Candidata ao Senado, Duda Salabert fala sobre a violência contra mulheres trans – Crédito: Bárbara Ferreira

Ao fim da conversa, a candidata a deputada estadual Marília Campos – a única petista entre as participantes, majoritariamente do PSOL – lembrou que para além das lutas identitárias é preciso pensar em justiça social e que é preciso garantir a unidade feminina não apenas no período eleitoral. O debate foi mediado pela professora Marlise Matos, coordenadora do Núcleo de Estudos e Pesquisas sobre a Mulher (Nepem), da UFMG, que fechou o encontro falando do fato de a PartidA ser um movimento suprapartidário, mas ressaltando que são candidatas dentro do campo da esquerda.

Estiveram presentes a candidata a vice-governadora Sara Azevedo (PSOL), a candidata ao Senado Duda Salabert (PSOL), as candidatas a deputadas federais Adriana Araújo (PSOL), Maria da Consolação (PSOL) e Leandrinha Du Art (PSOL), e as candidatas à Assembleia Legislativa do Estado Polly do Amaral (PSOL), Kênia Ribeiro (PSOL) e Marília Campos (PT). A PartidA tem ao todo 20 candidatas disputando as eleições por Minas.

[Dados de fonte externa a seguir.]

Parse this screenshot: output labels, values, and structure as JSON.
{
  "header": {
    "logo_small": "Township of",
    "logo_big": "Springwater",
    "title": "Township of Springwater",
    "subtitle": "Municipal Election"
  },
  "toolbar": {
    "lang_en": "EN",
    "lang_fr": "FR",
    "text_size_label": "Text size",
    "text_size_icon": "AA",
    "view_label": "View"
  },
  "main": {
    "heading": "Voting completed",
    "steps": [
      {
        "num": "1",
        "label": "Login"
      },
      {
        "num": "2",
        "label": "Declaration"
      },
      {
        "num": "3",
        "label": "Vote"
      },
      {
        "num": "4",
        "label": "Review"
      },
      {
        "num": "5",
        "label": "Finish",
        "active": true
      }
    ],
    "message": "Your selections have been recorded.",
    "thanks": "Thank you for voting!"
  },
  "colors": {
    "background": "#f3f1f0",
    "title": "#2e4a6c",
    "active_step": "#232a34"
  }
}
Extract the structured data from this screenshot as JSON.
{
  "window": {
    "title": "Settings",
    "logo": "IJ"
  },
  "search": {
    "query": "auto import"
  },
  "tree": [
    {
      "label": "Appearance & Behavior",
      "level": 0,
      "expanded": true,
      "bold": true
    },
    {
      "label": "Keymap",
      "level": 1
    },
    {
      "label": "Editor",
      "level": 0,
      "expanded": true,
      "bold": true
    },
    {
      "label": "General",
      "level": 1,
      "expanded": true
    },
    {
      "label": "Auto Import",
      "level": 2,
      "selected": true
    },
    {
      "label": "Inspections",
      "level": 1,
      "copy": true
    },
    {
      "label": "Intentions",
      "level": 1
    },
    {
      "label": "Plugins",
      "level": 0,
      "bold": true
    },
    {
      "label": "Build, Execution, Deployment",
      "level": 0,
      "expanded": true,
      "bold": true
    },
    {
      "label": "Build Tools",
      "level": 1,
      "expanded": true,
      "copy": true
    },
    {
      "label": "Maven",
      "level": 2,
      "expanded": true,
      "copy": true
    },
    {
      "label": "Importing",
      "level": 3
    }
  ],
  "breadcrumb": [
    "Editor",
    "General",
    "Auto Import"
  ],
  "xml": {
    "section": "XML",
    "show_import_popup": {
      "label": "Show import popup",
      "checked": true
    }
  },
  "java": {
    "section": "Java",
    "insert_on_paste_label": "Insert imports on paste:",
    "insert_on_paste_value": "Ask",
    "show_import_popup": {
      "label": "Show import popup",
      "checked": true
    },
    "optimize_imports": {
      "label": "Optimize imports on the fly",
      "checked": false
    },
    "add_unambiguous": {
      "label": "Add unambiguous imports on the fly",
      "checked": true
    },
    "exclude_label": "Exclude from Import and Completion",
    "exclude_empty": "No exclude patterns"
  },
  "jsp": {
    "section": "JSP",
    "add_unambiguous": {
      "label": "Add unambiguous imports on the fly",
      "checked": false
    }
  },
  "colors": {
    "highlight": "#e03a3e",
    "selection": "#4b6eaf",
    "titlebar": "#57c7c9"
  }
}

Movimento reúne candidatas em defesa das pautas feministas – Crédito: Bárbara Ferreira

O encontro aconteceu no Suricato, espaço que se dedica à luta dos portadores de transtornos mentais. Cerca de 50 mulheres participaram da roda, que foi transmitida ao vivo pelas redes sociais. Entre as perguntas da plateia, houve questionamentos sobre o aborto, e a sua descriminalização foi defendida com unanimidade entre as candidatas. O movimento PartidA é nacional e tem uma plataforma online para divulgar suas candidaturas que pode ser acessada em www.meuvotoserafeminista.com.br.